After three miscarriages, Hesman is now going through a government funded IVF treatment in Toronto, but it does not include travel, testing or the extra medications needed.
“At this point it’s transfer three, we want to throw everything we can but it’s getting expensive, especially when you’re throwing all this money at a cycle for the chance of a pregnancy and once you’re pregnant, it’s for a chance that pregnancy lasting and when you have reoccurring loss you’re just worried the whole time. You spend two weeks hoping you’re pregnant then the rest of the time hoping you stay pregnant,” said Hesman.
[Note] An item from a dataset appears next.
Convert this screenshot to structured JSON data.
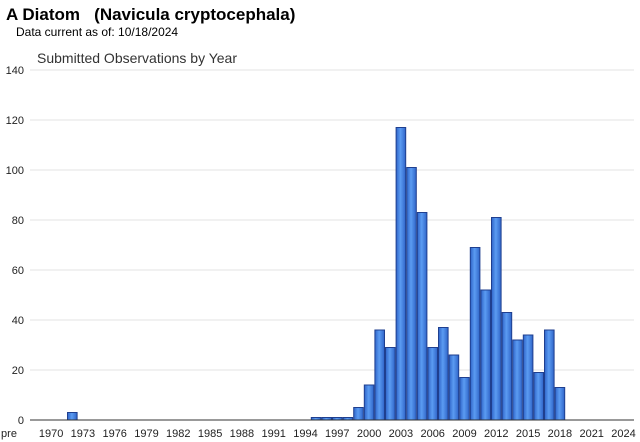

She is now taking to social media to share her personal struggles, letting others know they are not alone.
“Infertility, the loss, continued infertility, recurrent loss. It’s just becomes so much. It’s hard not to feel alone. I would really love to be more of a community, more open honesty about our losses and our struggles,” Hesman explained. “There are so many women who are ashamed to talk about their losses or it’s too painful to talk about it to people who don’t understand. I think raising that awareness and raising the ability in people to support others who have had losses is one step in the right direction.”